Niçin geldiğini biliyordum...

Artık "okulun itiraflar" sayfasının admini olmak istemiyordum. Zaten hergün gece gündüz şiddete maruz kalıyordum ve bu fazlasıyla yetiyordu...

Elini sıraya koydu. Minnoş kalbim resmen koşmaya başlamıştı. O güzel yüzüne baktım. Biçimli yüzü,tapılası vücudu ve tanrıları kıskandıran bir gülümsemesi vardı benim için.

Hergün onu tüm dersler izler dururdum.
Çoğu davranışını ezberlemiştim mesela gerildiğinde baş parmağıyla avcunun içini kaşırdı. Mutluyken küpeleriyle oynardı.
Ve daha sayamayacağım bir sürü özelliği vardı.

O benim için fazlasıyla mükemmeldi...

O güzel parmaklarını saçımda hissettim bir anda. Kalbişim nasıl hiç sormayın.

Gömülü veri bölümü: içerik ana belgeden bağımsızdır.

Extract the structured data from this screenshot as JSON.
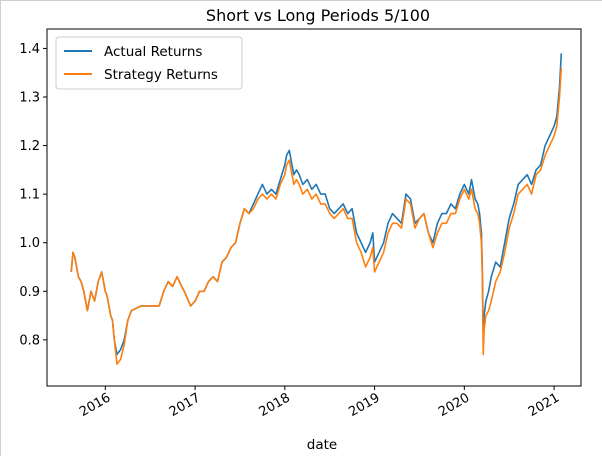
{
  "chart_data": {
    "type": "line",
    "title": "Short vs Long Periods 5/100",
    "xlabel": "date",
    "ylabel": "",
    "xlim": [
      2015.35,
      2021.3
    ],
    "ylim": [
      0.705,
      1.44
    ],
    "x_tick_labels": [
      "2016",
      "2017",
      "2018",
      "2019",
      "2020",
      "2021"
    ],
    "y_tick_labels": [
      "0.8",
      "0.9",
      "1.0",
      "1.1",
      "1.2",
      "1.3",
      "1.4"
    ],
    "legend_position": "top-left",
    "grid": false,
    "series": [
      {
        "name": "Actual Returns",
        "color": "#1f77b4",
        "x": [
          2015.62,
          2015.64,
          2015.66,
          2015.68,
          2015.7,
          2015.73,
          2015.76,
          2015.8,
          2015.84,
          2015.88,
          2015.92,
          2015.96,
          2016.0,
          2016.02,
          2016.04,
          2016.06,
          2016.08,
          2016.1,
          2016.13,
          2016.17,
          2016.21,
          2016.25,
          2016.29,
          2016.4,
          2016.5,
          2016.6,
          2016.65,
          2016.7,
          2016.75,
          2016.8,
          2016.85,
          2016.88,
          2016.95,
          2017.0,
          2017.05,
          2017.1,
          2017.15,
          2017.2,
          2017.25,
          2017.3,
          2017.35,
          2017.4,
          2017.45,
          2017.5,
          2017.55,
          2017.6,
          2017.65,
          2017.7,
          2017.75,
          2017.8,
          2017.85,
          2017.9,
          2017.95,
          2018.0,
          2018.02,
          2018.05,
          2018.08,
          2018.1,
          2018.13,
          2018.16,
          2018.2,
          2018.25,
          2018.3,
          2018.35,
          2018.4,
          2018.45,
          2018.5,
          2018.55,
          2018.6,
          2018.65,
          2018.7,
          2018.75,
          2018.8,
          2018.85,
          2018.9,
          2018.95,
          2018.98,
          2019.0,
          2019.05,
          2019.1,
          2019.15,
          2019.2,
          2019.25,
          2019.3,
          2019.35,
          2019.4,
          2019.45,
          2019.5,
          2019.55,
          2019.6,
          2019.65,
          2019.7,
          2019.75,
          2019.8,
          2019.85,
          2019.9,
          2019.95,
          2020.0,
          2020.05,
          2020.08,
          2020.1,
          2020.12,
          2020.15,
          2020.17,
          2020.19,
          2020.2,
          2020.21,
          2020.22,
          2020.24,
          2020.27,
          2020.3,
          2020.35,
          2020.4,
          2020.45,
          2020.5,
          2020.55,
          2020.6,
          2020.65,
          2020.7,
          2020.75,
          2020.8,
          2020.85,
          2020.9,
          2020.95,
          2021.0,
          2021.03,
          2021.06,
          2021.08
        ],
        "y": [
          0.94,
          0.98,
          0.97,
          0.95,
          0.93,
          0.92,
          0.9,
          0.86,
          0.9,
          0.88,
          0.92,
          0.94,
          0.9,
          0.89,
          0.87,
          0.85,
          0.84,
          0.8,
          0.77,
          0.78,
          0.8,
          0.84,
          0.86,
          0.87,
          0.87,
          0.87,
          0.9,
          0.92,
          0.91,
          0.93,
          0.91,
          0.9,
          0.87,
          0.88,
          0.9,
          0.9,
          0.92,
          0.93,
          0.92,
          0.96,
          0.97,
          0.99,
          1.0,
          1.04,
          1.07,
          1.06,
          1.08,
          1.1,
          1.12,
          1.1,
          1.11,
          1.1,
          1.13,
          1.16,
          1.18,
          1.19,
          1.16,
          1.14,
          1.15,
          1.14,
          1.12,
          1.13,
          1.11,
          1.12,
          1.1,
          1.1,
          1.07,
          1.06,
          1.07,
          1.08,
          1.06,
          1.07,
          1.02,
          1.0,
          0.98,
          1.0,
          1.02,
          0.96,
          0.98,
          1.0,
          1.04,
          1.06,
          1.05,
          1.04,
          1.1,
          1.09,
          1.04,
          1.05,
          1.06,
          1.02,
          1.0,
          1.04,
          1.06,
          1.06,
          1.08,
          1.07,
          1.1,
          1.12,
          1.1,
          1.13,
          1.11,
          1.09,
          1.08,
          1.06,
          1.02,
          0.95,
          0.82,
          0.85,
          0.88,
          0.9,
          0.93,
          0.96,
          0.95,
          1.0,
          1.05,
          1.08,
          1.12,
          1.13,
          1.14,
          1.12,
          1.15,
          1.16,
          1.2,
          1.22,
          1.24,
          1.26,
          1.32,
          1.39
        ]
      },
      {
        "name": "Strategy Returns",
        "color": "#ff7f0e",
        "x": [
          2015.62,
          2015.64,
          2015.66,
          2015.68,
          2015.7,
          2015.73,
          2015.76,
          2015.8,
          2015.84,
          2015.88,
          2015.92,
          2015.96,
          2016.0,
          2016.02,
          2016.04,
          2016.06,
          2016.08,
          2016.1,
          2016.13,
          2016.17,
          2016.21,
          2016.25,
          2016.29,
          2016.4,
          2016.5,
          2016.6,
          2016.65,
          2016.7,
          2016.75,
          2016.8,
          2016.85,
          2016.88,
          2016.95,
          2017.0,
          2017.05,
          2017.1,
          2017.15,
          2017.2,
          2017.25,
          2017.3,
          2017.35,
          2017.4,
          2017.45,
          2017.5,
          2017.55,
          2017.6,
          2017.65,
          2017.7,
          2017.75,
          2017.8,
          2017.85,
          2017.9,
          2017.95,
          2018.0,
          2018.02,
          2018.05,
          2018.08,
          2018.1,
          2018.13,
          2018.16,
          2018.2,
          2018.25,
          2018.3,
          2018.35,
          2018.4,
          2018.45,
          2018.5,
          2018.55,
          2018.6,
          2018.65,
          2018.7,
          2018.75,
          2018.8,
          2018.85,
          2018.9,
          2018.95,
          2018.98,
          2019.0,
          2019.05,
          2019.1,
          2019.15,
          2019.2,
          2019.25,
          2019.3,
          2019.35,
          2019.4,
          2019.45,
          2019.5,
          2019.55,
          2019.6,
          2019.65,
          2019.7,
          2019.75,
          2019.8,
          2019.85,
          2019.9,
          2019.95,
          2020.0,
          2020.05,
          2020.08,
          2020.1,
          2020.12,
          2020.15,
          2020.17,
          2020.19,
          2020.2,
          2020.21,
          2020.22,
          2020.24,
          2020.27,
          2020.3,
          2020.35,
          2020.4,
          2020.45,
          2020.5,
          2020.55,
          2020.6,
          2020.65,
          2020.7,
          2020.75,
          2020.8,
          2020.85,
          2020.9,
          2020.95,
          2021.0,
          2021.03,
          2021.06,
          2021.08
        ],
        "y": [
          0.94,
          0.98,
          0.97,
          0.95,
          0.93,
          0.92,
          0.9,
          0.86,
          0.9,
          0.88,
          0.92,
          0.94,
          0.9,
          0.89,
          0.87,
          0.85,
          0.84,
          0.8,
          0.75,
          0.76,
          0.79,
          0.84,
          0.86,
          0.87,
          0.87,
          0.87,
          0.9,
          0.92,
          0.91,
          0.93,
          0.91,
          0.9,
          0.87,
          0.88,
          0.9,
          0.9,
          0.92,
          0.93,
          0.92,
          0.96,
          0.97,
          0.99,
          1.0,
          1.04,
          1.07,
          1.06,
          1.07,
          1.09,
          1.1,
          1.09,
          1.1,
          1.09,
          1.12,
          1.14,
          1.16,
          1.17,
          1.14,
          1.12,
          1.13,
          1.12,
          1.1,
          1.11,
          1.09,
          1.1,
          1.08,
          1.08,
          1.06,
          1.05,
          1.06,
          1.07,
          1.05,
          1.05,
          1.0,
          0.98,
          0.95,
          0.97,
          0.99,
          0.94,
          0.96,
          0.98,
          1.02,
          1.04,
          1.04,
          1.03,
          1.09,
          1.08,
          1.03,
          1.05,
          1.06,
          1.02,
          0.99,
          1.02,
          1.04,
          1.04,
          1.06,
          1.06,
          1.09,
          1.11,
          1.09,
          1.11,
          1.09,
          1.07,
          1.06,
          1.04,
          1.0,
          0.93,
          0.77,
          0.82,
          0.85,
          0.86,
          0.88,
          0.92,
          0.94,
          0.98,
          1.03,
          1.06,
          1.1,
          1.11,
          1.12,
          1.1,
          1.14,
          1.15,
          1.18,
          1.2,
          1.22,
          1.24,
          1.3,
          1.36
        ]
      }
    ]
  }
}
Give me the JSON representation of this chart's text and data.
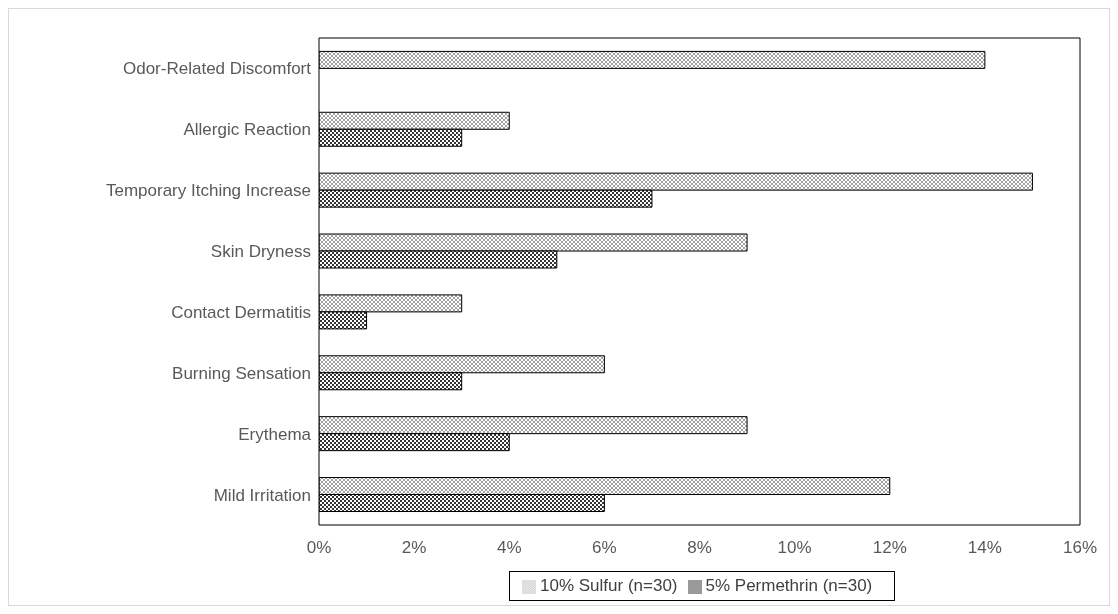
{
  "chart_data": {
    "type": "bar",
    "orientation": "horizontal",
    "categories": [
      "Odor-Related Discomfort",
      "Allergic Reaction",
      "Temporary Itching Increase",
      "Skin Dryness",
      "Contact Dermatitis",
      "Burning Sensation",
      "Erythema",
      "Mild Irritation"
    ],
    "series": [
      {
        "name": "10% Sulfur (n=30)",
        "color": "#000000",
        "values": [
          14,
          4,
          15,
          9,
          3,
          6,
          9,
          12
        ]
      },
      {
        "name": "5% Permethrin (n=30)",
        "color": "#000000",
        "values": [
          0,
          3,
          7,
          5,
          1,
          3,
          4,
          6
        ]
      }
    ],
    "xlim": [
      0,
      16
    ],
    "xticks": [
      {
        "value": 0,
        "label": "0%"
      },
      {
        "value": 2,
        "label": "2%"
      },
      {
        "value": 4,
        "label": "4%"
      },
      {
        "value": 6,
        "label": "6%"
      },
      {
        "value": 8,
        "label": "8%"
      },
      {
        "value": 10,
        "label": "10%"
      },
      {
        "value": 12,
        "label": "12%"
      },
      {
        "value": 14,
        "label": "14%"
      },
      {
        "value": 16,
        "label": "16%"
      }
    ],
    "grid": false,
    "legend": "bottom"
  }
}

O ayrı bir atıyordu.

"Doğuş, iyi misin?" dedi masum bir sesle.
Ben kızarmaya devam ederken o konuşmaya devam etti.

"Admin sen değilsin. Tamam. Ama bana ne olduğunu anlat. Tamam mı?"

"Peki..." diyebildim sadece. Gözlerine bakmamaya çalışarak anlatmaya başladım.

"Ar-artık admi-n olmak istemiyo-istemiyorum Onur." sözlerimle ağlamaya başlamıştım. Ne  kadar da eziktim.

Elleriyle çenemden beni kaldırdı. "Devam et." dercesine baktı bana. Ben de kırmadım devam ettim.

"Be-n hesabı bıraktı-bıraktığımı yazd-ım. Sonra kı-sa saçlı bir kız benden he-hesabı isted-i bende ve-verdim. Yüzü-nü görme-dim."

Oda cevaplar üzerine baş parmağı ile akan yaşlarımı sildi. Bana sıcak bir gülümseme yollayıp sınıftan ayrıldı.

Keşke hep böyle kalsaydık...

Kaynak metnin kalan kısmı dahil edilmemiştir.